Course Learning Objectives:
- Demonstrate familiarity with minimal licensing requirements for the state of Colorado for facilities that care for and educate young children.
- Identify the minimal and optimal standards for programs for young children.
- Discuss the human relations and advocacy components of the early childhood professional's responsibilities.
- Identify and be familiar with the administrative skills necessary for running an early childhood center.
- Define advocacy and its purpose in child care centers.
This course can be applied toward:
HDFS 310 (Infant and Child Development in Context) or PSY 260 (Child Psychology); completion of 60 credits.
All prerequisites must be completed or consent from the instructor given prior to enrollment.
If you register for this course after the start of the term, please contact the instructor at the time of registration. By contacting the instructor, you ensure you are added to the CANVAS section as soon as possible and have access to the course and details about the class requirements.
Textbooks and Materials
Textbooks and materials can be purchased at the CSU Bookstore unless otherwise indicated.
- Developing and Administering a Child Care and Education Program, 9th Ed. (2015)

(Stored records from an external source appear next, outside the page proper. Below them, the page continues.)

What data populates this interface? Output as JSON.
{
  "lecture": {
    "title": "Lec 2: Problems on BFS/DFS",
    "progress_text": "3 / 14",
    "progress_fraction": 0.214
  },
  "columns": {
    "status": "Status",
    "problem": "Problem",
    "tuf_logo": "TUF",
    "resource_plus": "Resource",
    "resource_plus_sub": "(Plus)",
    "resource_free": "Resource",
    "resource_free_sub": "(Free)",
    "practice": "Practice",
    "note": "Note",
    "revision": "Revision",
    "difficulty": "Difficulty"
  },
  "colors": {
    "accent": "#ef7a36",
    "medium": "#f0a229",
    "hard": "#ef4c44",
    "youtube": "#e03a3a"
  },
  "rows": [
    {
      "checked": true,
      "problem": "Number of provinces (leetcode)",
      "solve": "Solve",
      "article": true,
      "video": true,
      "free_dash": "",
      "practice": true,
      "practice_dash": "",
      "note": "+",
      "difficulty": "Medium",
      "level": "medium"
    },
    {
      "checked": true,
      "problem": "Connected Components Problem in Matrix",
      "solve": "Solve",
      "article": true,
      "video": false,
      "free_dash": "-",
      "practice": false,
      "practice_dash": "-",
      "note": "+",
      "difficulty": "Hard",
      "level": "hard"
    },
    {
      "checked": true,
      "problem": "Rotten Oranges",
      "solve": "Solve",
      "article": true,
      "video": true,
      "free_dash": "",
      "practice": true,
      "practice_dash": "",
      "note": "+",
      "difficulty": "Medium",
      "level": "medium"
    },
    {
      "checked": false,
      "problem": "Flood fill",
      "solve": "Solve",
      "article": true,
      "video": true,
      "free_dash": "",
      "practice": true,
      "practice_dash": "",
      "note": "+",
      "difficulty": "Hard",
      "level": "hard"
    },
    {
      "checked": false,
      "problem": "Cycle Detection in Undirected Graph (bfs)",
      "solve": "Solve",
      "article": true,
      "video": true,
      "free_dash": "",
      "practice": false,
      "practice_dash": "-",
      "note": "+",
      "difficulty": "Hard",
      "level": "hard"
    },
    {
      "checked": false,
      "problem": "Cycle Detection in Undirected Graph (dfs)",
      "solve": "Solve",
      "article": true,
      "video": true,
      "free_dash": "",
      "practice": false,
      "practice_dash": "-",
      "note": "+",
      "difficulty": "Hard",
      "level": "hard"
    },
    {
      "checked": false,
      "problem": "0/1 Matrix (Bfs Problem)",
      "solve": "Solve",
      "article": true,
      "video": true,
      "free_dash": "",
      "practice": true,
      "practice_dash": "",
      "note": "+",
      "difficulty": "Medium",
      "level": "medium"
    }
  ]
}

Sciarra, Dorothy J.; Dorsey, Anne G.; and Lynch, Ellen
Course materials provided on CANVAS.
Aimee Kleisner Walker
Aimée Kleisner Walker is a member of our HDFS teaching faculty and is the coordinator of HDFS graduate programs. Dr. Walker teaches both online and on-campus across the lifespan. Her research interests include early prevention and family support programs that address inequities among developmental opportunities; early childhood education, school readiness; pedagogy in applied human sciences; parenting across the lifespan; parenting education; and using advanced person- and variable-centered methodologies to inform intervention/prevention science.